Plight of poorest Christian families in Damascus is worsening
HERE IN DAMASCUS, everything has become so expensive!” Thus exclaims Sister Joseph-Marie Chanaa. “The worsening plight of the people has forced me to get involved in the social sphere in order to help the poor and the suffering, she adds—for originally she worked as a catechist. A member of the congregation of the Sisters of Charity of Besançon in France, Sister Joseph-Marie has been working in the Syrian capital ever since the beginning of the country’s civil war, heading a team of 16 people in helping the poorest Christian families in Damascus, with the support of Aid to the Church in Need (ACN).
With the civil war now in its 10th year, social needs have continued to grow. According to UN figures, in 2019 some 83 percent of the Syrian population was living below the poverty line. Bombs have stopped falling on Damascus, but the civilian population is continuing to pay the price for the conflict and Western economic sanctions, which are limiting the revenue of the state and thus cutting the funds available for the salaries of public service workers. Widespread destruction and contamination of the agricultural infrastructure have disrupted the supply chain, such as markets and bakeries; plus, the lack of productive employment and depletion of people’s savings and growing debt have compounded social and economic difficulties; and rents are pushed ever higher.
In Damascus the rent for a small two-room apartment has increased to an average of around 60,000 Syrian pounds, or close to $115. Sister Joseph-Marie cites the example of a family in which only the father has work, earning a salary of 80,000 Syrian pounds ($160). This means that there is barely $45 left for the family to live on. To give some idea of prices, the cost of a sandwich is around $2—“a very high price for Syrian conditions,” says the sister.
To help the poorest Christian families to continue living in Damascus and its suburbs, Sister Joseph Marie and her team provide a subsidy of about a quarter of their rent, thanks to the financial support from ACN. This is just enough to enable the families to be able to remain in Syria and live in dignity. Sister Joseph Marie says: “Generally speaking, the people who were able to emigrate were those who had enough money to be able to do so. This is not the case for the people still living in the country, those whom we are helping with their rent.”
In addition to rent, the price of heating fuel and other basic necessities has also risen. As a result many families are tempted to stop sending their children to higher education in order to save money. To keep young people from dropping out, ACN committed this year to support 550 students at Damascus University. “This is an important project, because we are helping Christian students, of whatever denomination or rite, to continue their studies by helping them pay for public transport and photocopies of their coursework,” says Sister Joseph-Marie.

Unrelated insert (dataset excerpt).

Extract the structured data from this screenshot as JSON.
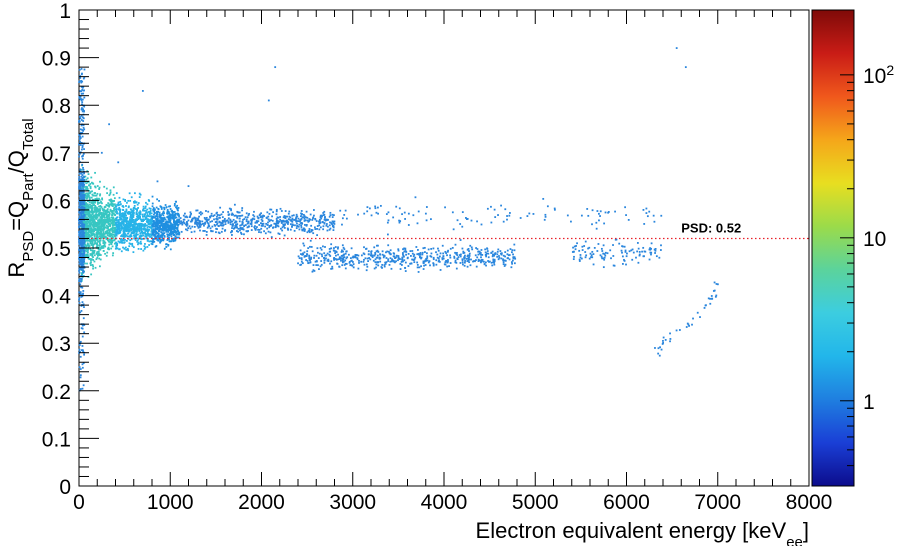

What makes her particularly happy is the fact that, by and large, these students want to stay on in Syria and not emigrate, except in order to specialize and then return home again afterward. For those who are nevertheless tempted to emigrate, especially in order to escape military service, she always has the same message: “Of course, we don’t know the future, but you should stay on and serve your country, and the Church will help you to do so.”
War and its aftermath have not spared the sick and those suffering from chronic conditions such as diabetes, high blood pressure or high cholesterol. Needless to say, the poorest are the hardest hit, since they cannot afford the cost of their treatment—especially given the three-fold increase in the price of most medication since 2016 and the shortage of supplies. Many pharmaceutical outlets and medical storage facilities were destroyed during the war. So there are fewer and fewer medicines available and people are increasingly forced to seek help from the Churches and charitable agencies.
In the areas under rebel and Turkish army control the international agencies provide emergency help. However, in the areas under Syrian government control, as in Damascus for example, these agencies are not so active. This is why ACN is planning to help some 200 sick people in the capital, through the agency of Sister Joseph-Marie, so that they can get hold of medication and get treatment they urgently need.
Since pharmacies and drugstores have fewer and fewer products available, Sister Joseph-Marie encourages her team to build up reserves of medicine for something like three or four months. At present, there is enough in reserve to last until October. But sadly, she says, the number of people suffering from cancer “is growing at a terrible rate among younger and middle-aged people” and “there is very little help for them.”